Post

0. Introduction

Classical Cryptography

The “art” of writing or solving codes - Oxford

  • Art focusing on ensuring private communication between two parties.
  • Two parties share secret information in advance. (symmetric key encryption)

Symmetric Ciphers

Some notations first:

  • $\mathcal{M}$ is the plaintext space (messages)
  • $\mathcal{K}$ is the key space
  • $\mathcal{C}$ is the ciphertext space
  • $E: \mathcal{K} \times \mathcal{M} \rightarrow \mathcal{C}$ is the encryption algorithm (sometimes $\mathsf{Enc} _ k$)
  • $D:\mathcal{K} \times \mathcal{C} \rightarrow \mathcal{M}$ is the decryption algorithm (sometimes $\mathsf{Dec} _ k$)

In a symmetric cipher, a key $k \in \mathcal{K}$ is used both for encryption and decryption, giving the following correctness requirement.

\[\forall k \in \mathcal{K},\, \forall m \in \mathcal{M},\, D(k, E(k, m)) = m\]

Caesar Cipher (ROT)

Let $\Sigma$ be the set of lowercase english alphabets.

  • $\mathcal{M} = \mathcal{C} = \Sigma^\ast$, where $\Sigma^\ast$ is the Kleene star.
  • $\mathcal{K} = \mathbb{Z} _ {26}$ (Caesar used $3 \in \mathcal{K}$)
  • $E(k, x) = x + k \pmod{26}$ for each letter $x$ of $m \in \mathcal{M}$.
  • $D(k, y) = y - k \pmod{26}$ for each letter $y$ of $c \in \mathcal{C}$.

This scheme is not safe since we can try all $26$ keys and find the sentence that makes sense.

An Improved Attack Method

Guessing the key and checking the plaintext is hard to automate, since computers don’t know what sentences make sense.1 In some cases, the message may be invalid in normal English, while the plaintext characters follow the same distribution.

Let $p _ i \in [0, 1]$ be the frequency of the $i$-th letter in normal English text. Then it is known that

\[\sum _ {i=0}^{25} p _ i^2 \approx 0.065\]

Now, let $q _ i \in [0, 1]$ be the frequency of the $i$-th letter in the given ciphertext. For the key $k \in \mathcal{K}$, $p _ i \approx q _ {i+k}$ for all $i$, since the $i$-th letter is mapped to the $(i + k)$-th letter. (Addition is done modulo $26$). So for each index $j \in [0, 25]$, we compute

\[\sum _ {i=0}^{25} p _ i q _ {i+j}\]

and choose $j$ that gives the closest value to $0.065$.

Substitution Cipher

Let $\Sigma$ be the set of lowercase english alphabets.

  • $\mathcal{M} = \mathcal{C} = \Sigma^\ast$
  • $\mathcal{K}$ is the set of all permutations on $\Sigma$.
  • $E(k, x) = k(x)$ for each letter $x$ of $m \in \mathcal{M}$.
  • $D(k, y) = k^{-1}(y)$ for each letter $y$ of $c \in \mathcal{C}$.

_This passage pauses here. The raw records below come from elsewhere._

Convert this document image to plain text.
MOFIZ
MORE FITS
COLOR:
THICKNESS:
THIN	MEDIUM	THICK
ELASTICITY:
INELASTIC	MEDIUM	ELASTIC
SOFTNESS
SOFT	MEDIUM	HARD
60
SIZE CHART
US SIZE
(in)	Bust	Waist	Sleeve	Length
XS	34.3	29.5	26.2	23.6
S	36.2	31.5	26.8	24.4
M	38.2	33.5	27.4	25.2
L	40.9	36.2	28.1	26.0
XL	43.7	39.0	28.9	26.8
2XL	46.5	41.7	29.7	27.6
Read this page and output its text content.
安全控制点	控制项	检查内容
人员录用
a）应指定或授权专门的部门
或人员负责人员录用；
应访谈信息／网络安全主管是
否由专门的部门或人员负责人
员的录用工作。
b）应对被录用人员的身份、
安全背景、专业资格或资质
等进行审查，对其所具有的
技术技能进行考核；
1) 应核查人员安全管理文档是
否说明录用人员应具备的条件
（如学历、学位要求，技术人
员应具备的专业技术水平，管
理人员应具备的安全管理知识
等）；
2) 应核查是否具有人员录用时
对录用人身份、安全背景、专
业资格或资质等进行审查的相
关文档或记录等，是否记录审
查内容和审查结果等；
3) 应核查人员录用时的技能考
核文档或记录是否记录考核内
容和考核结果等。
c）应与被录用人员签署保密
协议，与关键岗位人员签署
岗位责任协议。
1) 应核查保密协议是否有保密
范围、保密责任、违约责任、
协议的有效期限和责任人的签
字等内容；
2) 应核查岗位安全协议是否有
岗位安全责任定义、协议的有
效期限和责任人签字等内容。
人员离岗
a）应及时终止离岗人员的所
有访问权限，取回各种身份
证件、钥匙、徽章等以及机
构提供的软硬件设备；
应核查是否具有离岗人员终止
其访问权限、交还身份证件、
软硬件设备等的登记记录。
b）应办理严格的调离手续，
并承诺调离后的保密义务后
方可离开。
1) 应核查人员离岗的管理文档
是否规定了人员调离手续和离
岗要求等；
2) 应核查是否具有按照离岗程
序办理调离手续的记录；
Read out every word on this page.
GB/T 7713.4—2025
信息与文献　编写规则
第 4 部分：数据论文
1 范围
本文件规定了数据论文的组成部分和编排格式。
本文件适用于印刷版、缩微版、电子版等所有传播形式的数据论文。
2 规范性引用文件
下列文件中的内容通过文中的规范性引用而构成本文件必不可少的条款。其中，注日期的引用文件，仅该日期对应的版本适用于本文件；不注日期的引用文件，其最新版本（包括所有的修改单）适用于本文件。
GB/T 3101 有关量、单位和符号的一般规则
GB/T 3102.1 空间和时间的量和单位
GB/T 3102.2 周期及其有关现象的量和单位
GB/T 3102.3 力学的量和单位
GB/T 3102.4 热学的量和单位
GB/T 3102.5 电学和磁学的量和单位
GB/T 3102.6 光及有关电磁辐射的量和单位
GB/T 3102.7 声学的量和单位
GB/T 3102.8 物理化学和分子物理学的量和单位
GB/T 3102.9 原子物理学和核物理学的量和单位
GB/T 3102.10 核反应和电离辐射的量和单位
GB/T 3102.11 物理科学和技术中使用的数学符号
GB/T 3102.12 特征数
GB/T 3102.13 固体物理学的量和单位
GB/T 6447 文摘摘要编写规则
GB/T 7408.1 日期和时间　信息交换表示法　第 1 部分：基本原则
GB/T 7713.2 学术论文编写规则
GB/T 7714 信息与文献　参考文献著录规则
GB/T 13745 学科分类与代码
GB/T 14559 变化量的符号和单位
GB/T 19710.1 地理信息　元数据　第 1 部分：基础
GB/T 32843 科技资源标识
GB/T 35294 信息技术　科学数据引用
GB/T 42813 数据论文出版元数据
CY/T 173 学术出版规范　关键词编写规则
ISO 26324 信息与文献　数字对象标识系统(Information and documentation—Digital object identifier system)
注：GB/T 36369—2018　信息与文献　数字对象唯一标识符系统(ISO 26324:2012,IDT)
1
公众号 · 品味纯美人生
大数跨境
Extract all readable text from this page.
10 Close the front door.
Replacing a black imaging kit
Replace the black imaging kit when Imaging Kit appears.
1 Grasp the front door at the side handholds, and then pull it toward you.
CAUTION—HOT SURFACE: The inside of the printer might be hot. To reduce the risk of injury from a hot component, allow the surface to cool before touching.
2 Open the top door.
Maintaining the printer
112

Note that $\lvert \mathcal{K} \rvert = 26! \approx 10^{26.6} \approx 2^{88.4}$, so it is a bit hard to try all cases. To attack this scheme, we use frequency analysis on the ciphertext. The frequency of letters in the ciphertext will be similar to the actual distribution of letters in the English language.2 For example, if $\texttt{w}$ appears the most in the ciphertext, we can guess that this would have been an $\texttt{e}$.

Also, we could try $n$-letter frequency analysis. For $2$, $3$-letter frequency analysis, we can easily spot prepositions that are used very often, such as $\texttt{the}$. Sometimes, we can guess words from the context. If the message is a letter or an email, the message will probably start with a greeting.

Vigenère Cipher

A stronger version of Caesar cipher, where the key is a string of length $n$.

We can guess the key length $n$, and perform frequency analysis on every $mn$-th letter ($m \in \mathbb{N}$) of the ciphertext. If $n$ is very large, we won’t have enough letters to perform frequency analysis.

Modern Cryptography

Cryptography is the practice and study of techniques for secure communication in the presence of adversarial behavior.3

  • Modern cryptography developed into more of a science.
    • Schemes are developed and analyzed rigorously and systematically.
    • Goal is to give a rigorous proof that some scheme is secure.
    • Formally define concepts and make appropriate assumptions.
  • Covers much broader scope than just encryption/decryption.
    • Data integrity, authentication, zero-knowledge proofs, etc.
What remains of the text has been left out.